Александр попал в точку с шуткой о «просителях», которые теперь будут одолевать брата. В потоке писем резко возросли с 1899 года просьбы о материальной помощи. Отовсюду поступали слезные просьбы — денег, денег… Писали, судя по слогу, профессиональные «нищие», непременно упоминавшие чахотку, якобы поразившую кого-то из близких. Не жалели высоких слов авантюристы, убеждавшие, что им недостает нескольких тысяч, например, на строительство санатория для легочных больных. Часто начинали с извинительных фраз: «Вы не Крез, всем помочь не можете»; — «Всех пожалеть трудно»; — «Вы человек добрый, я это понял(а) из Ваших рассказов»; — «Вы человек гуманный» и т. п. Заканчивали цифрой: от трех рублей до нескольких тысяч.
Знакомые земские врачи, учителя, служащие ходатайствовали за больных коллег, вдов, сирот. Чехов помогал. Не отказывал тем, кто приходил к порогу дома. В своих письмах и разговорах Чехов умалчивал об этой статье расходов.
Зимой 1899 года он получил из Харькова письмо от Г. А. Харченко — того, что служил вместе с братом в «мальчиках» в таганрогской лавке Павла Егоровича. Теперь он работал в конторе, имел большую семью, был ограничен в средствах. Но очень хотел дать дочерям гимназическое образование. Чехов ответил: «К желанию Вашему <…> я могу относиться только с полным сочувствием. Когда Вашей старшей дочери минет девять лет, то отдайте ее в гимназию и позвольте мне платить за нее до тех пор, пока ее не освободят от платы за учение». Так еще на одного человека увеличился список учащихся, подопечных Чехова.
Что же до настоящих наследников, то тут всё определялось характерами братьев и сестры, сложившимися семейными отношениями. Евгения Яковлевна не вникала особенно в денежный вопрос. Мария Павловна знала: ялтинский дом, участок в Кучукое, сбережения на ее книжке — всё это в первую очередь строилось, покупалось, откладывалось для матери и для нее. Чехов всегда подчеркивал это, чтобы не оставалось никаких сомнений на сей счет.
Александр Павлович, затеявший в 1899 году строительство загородного дома под Петербургом, был введен в заблуждение подрядчиком, как когда-то Павел Егорович. Сколько он ни напрягался, ни строчил без продыху, обойтись без займа не мог. И попросил у брата тысячу на год: «Само собой разумеется, что ты отнюдь не обязан хлопотать и <…> вывозить меня из неловкого положения». Чехов тут же ответил, что поможет, и пошутил, наверно, имея в виду кредиторов отца и повестки в суд, которые получал, когда вся семья уехала из Таганрога в Москву: «За тысячу ты должен будешь возвратить мне через год 1800 р., в противном случае же я подам в коммерческий суд в Таганроге».

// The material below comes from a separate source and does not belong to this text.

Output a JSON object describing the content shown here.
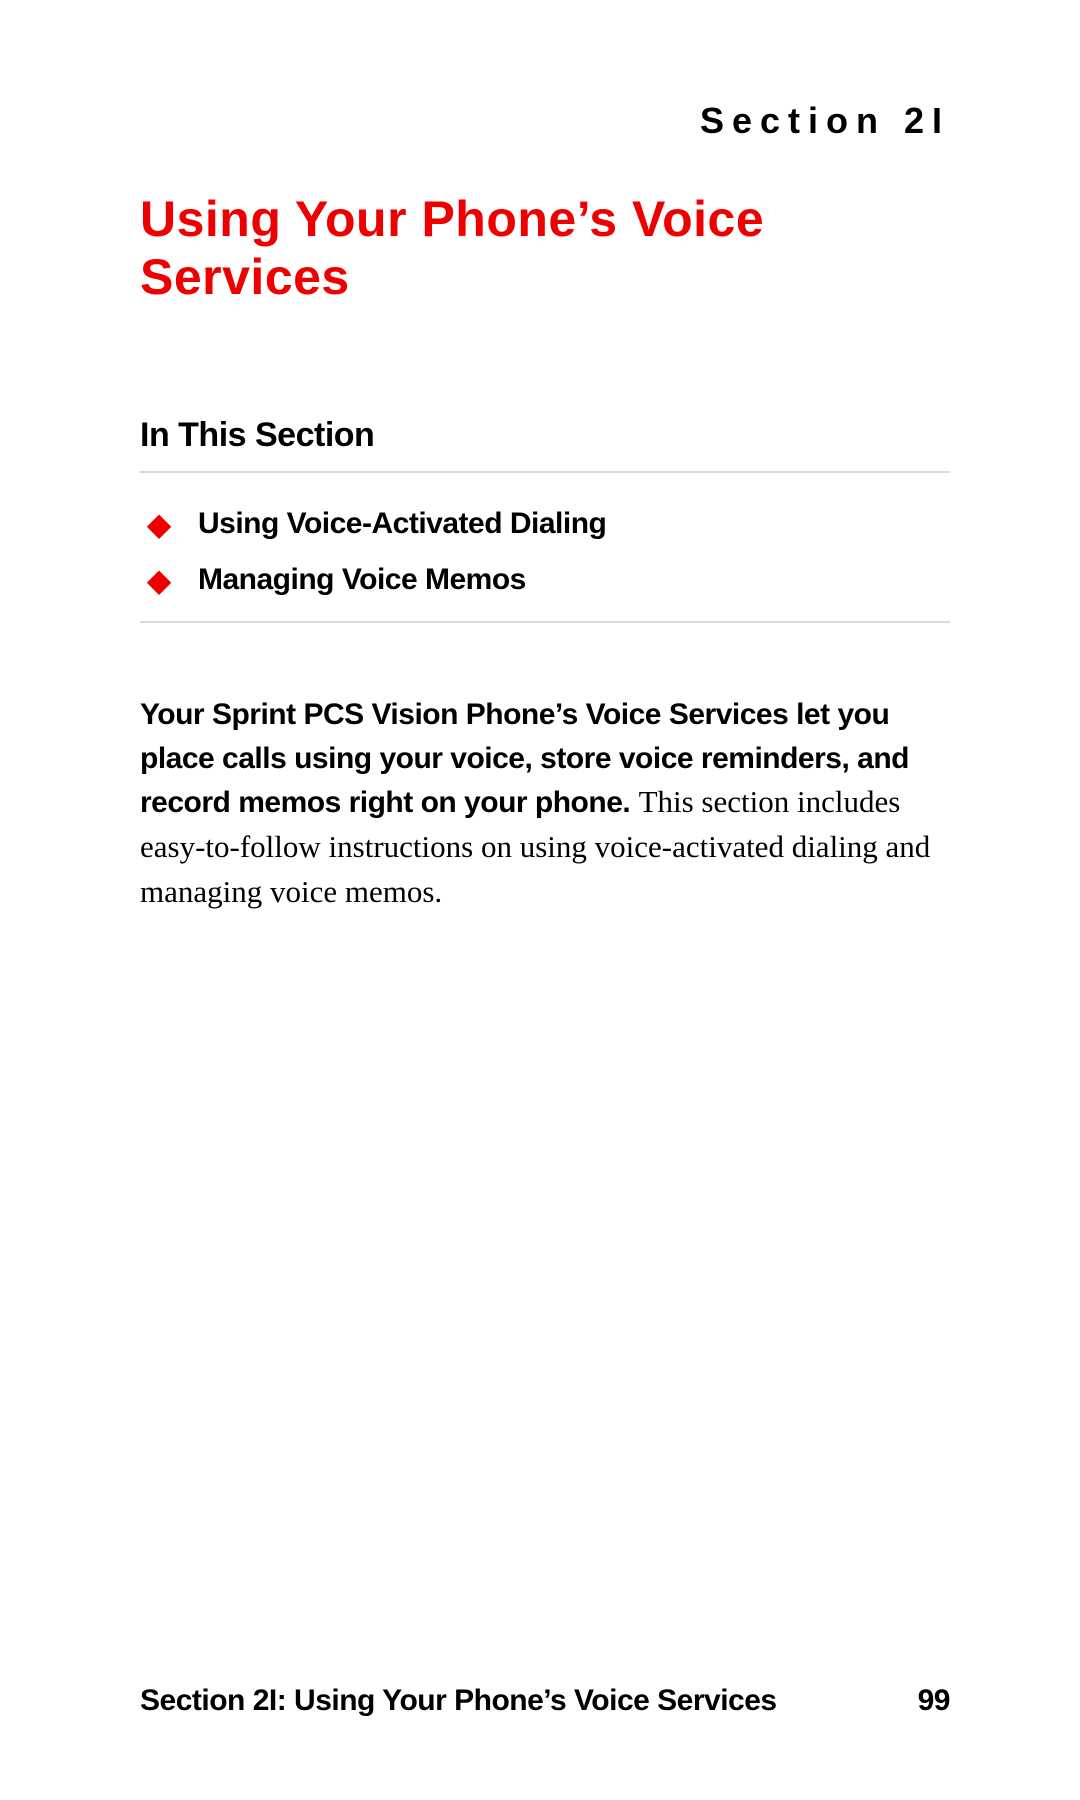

Иван Павлович старательно избегал любого займа и не выходил за рамки семейного бюджета. По-прежнему экономил на питании, одежде, летнем отдыхе, хотя мечтал о загородном домике, о заграничном путешествии. Иногда Чехов корил брата за отказ от его помощи. Летом 1899 года он предложил ему отдохнуть всей семьей в Крыму, поселиться в Кучукое. Но тот предпочел Алупку, а курьерскому поезду почтовый. В таких случаях в семье говорили: «Иван есть Иван».

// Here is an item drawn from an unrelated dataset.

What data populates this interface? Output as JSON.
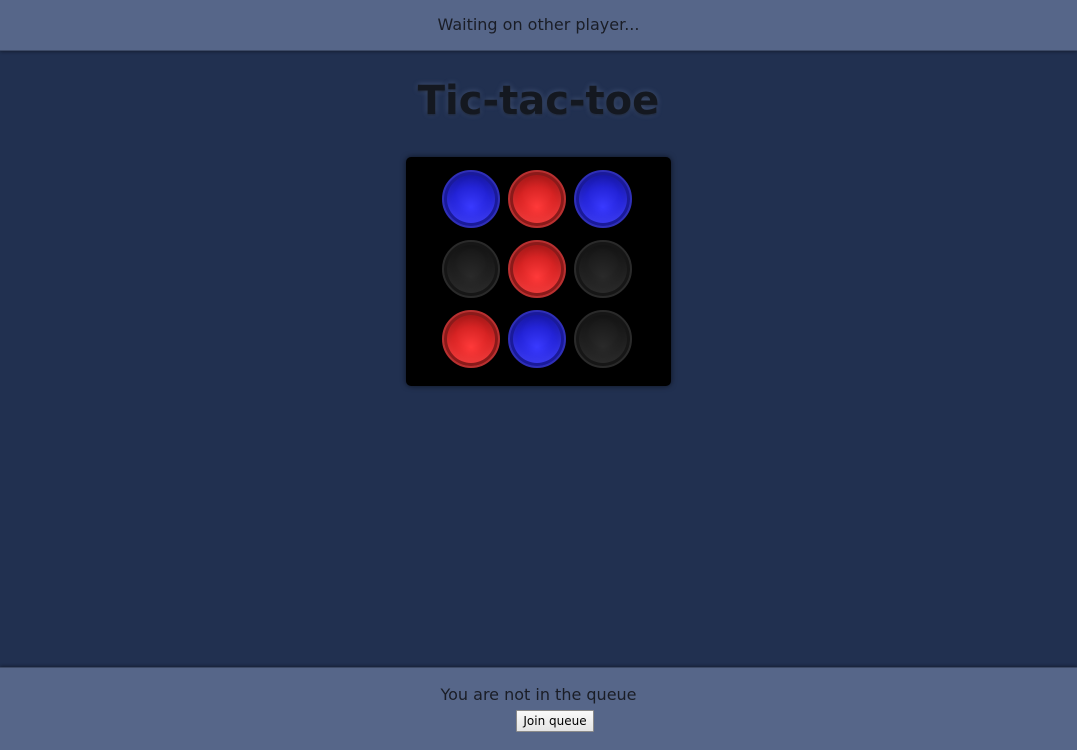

Михаил тоже оставался Михаилом. Едва заговорили о продаже Мелихова, Михаил Павлович стал напоминать сестре, сколько труда и денег он вложил в это имение. И, наконец, не выдержал и прямо возмутился «богатым» братом, ревниво выспрашивая у сестры: «А вот что: скажи ты мне на милость, куда только за один год он прожил 25 тысяч? <…> Эх, не расчетлив! <…> Ну, что если бы мне такую сумму денег! Ведь всё перевернул бы вверх дном». Однако спохватился: «Ну, да ведь осуждать-то легко: его святая воля! Ему лучше видно!»

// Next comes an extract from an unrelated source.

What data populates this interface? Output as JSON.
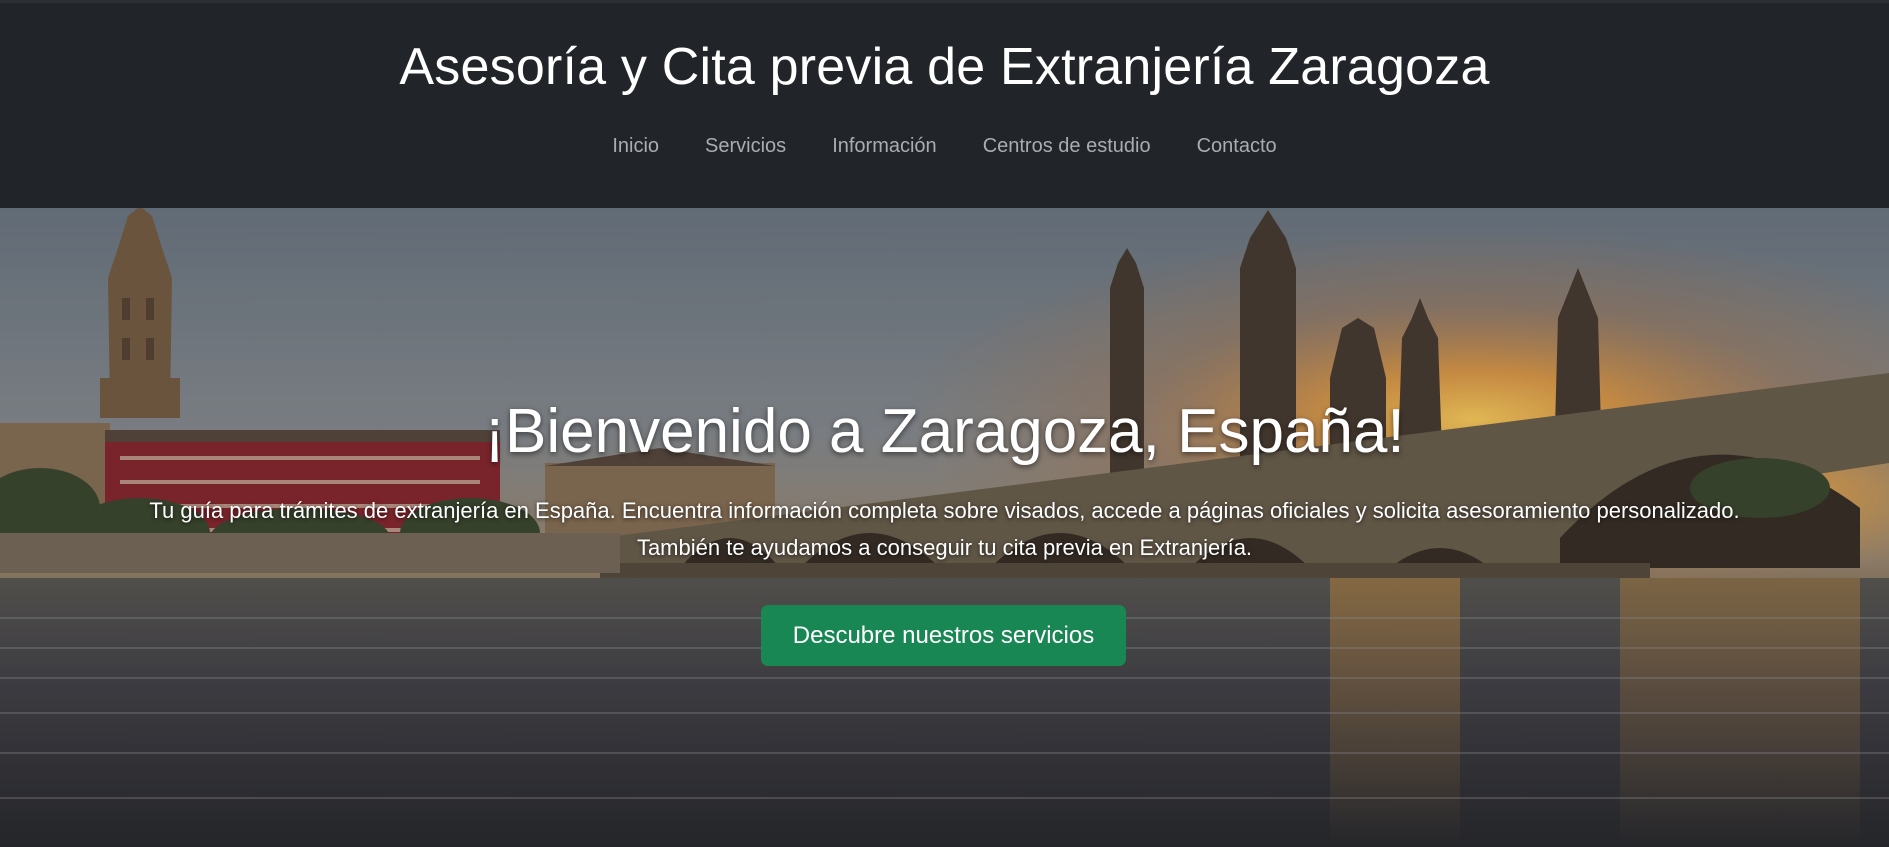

И все-таки не успокоился — поздней осенью 1899 года решился изложить брату свои обиды, расчеты, претензии. Чехов не стал объясняться, но объяснил: «В финансовом отношении дело обстоит неважно, ибо приходится жаться. Дохода с книг я уже не получаю, Маркс по договору выплатит мне еще не скоро, а того, что получено, давно уже нет. Но оттого, что я жмусь, дела мои не лучше, и похоже, будто над моей головой высокая фабричная труба, в которую вылетает всё мое благосостояние. На себя я трачу немного, дом берет пустяки, но мое литературное представительство, мои литераторские (или не знаю, как их назвать) привычки отхватывают себе ¾ всего, что попадает мне в руки». И продолжил: «Меня здесь одолевают больные, которых присылают сюда со всех сторон — с бациллами, с кавернами, с зелеными лицами, но без гроша в кармане. Приходится бороться с этим кошмаром, пускаться на разные фокусы» — кому-то оплачивать квартиру, кому-то услуги врача.
Дожди, холодное, «поганое лето» держали Чехова в Мелихове: «<…> зябну и неистово читаю корректуру, которую целыми пудами присылает мне Маркс». Сам же пудами отправлял в Ялту домашние вещи, книги. Но пока не спешил туда. Ему хотелось уже поселиться в собственном доме, не обретаться на чужой квартире. Хотелось, наверно, устойчивого, постоянного.
В июне 1899 года началась переписка Чехова с Ольгой Книппер. Она в это время отдыхала на Кавказе. В двух первых посланиях он словно искал интонацию: «Здравствуйте, последняя страница моей жизни, великая артистка земли русской. Я завидую черкесам, которые видят Вас каждый день».
Чехов и Книппер уже выбрали себе в шутку роли: он — «автор», «писатель»; она — «актриса». Она звала его в Мцхет, оттуда вместе в Батум и Ялту: «Может, вздумаете?» Чехов ответил полным согласием и назначил встречу в Батуме. Он писал весело и определенно: «Мое крымское имение Кучукой теперь летом, как пишут, изумительно. Вам непременно нужно будет побывать там».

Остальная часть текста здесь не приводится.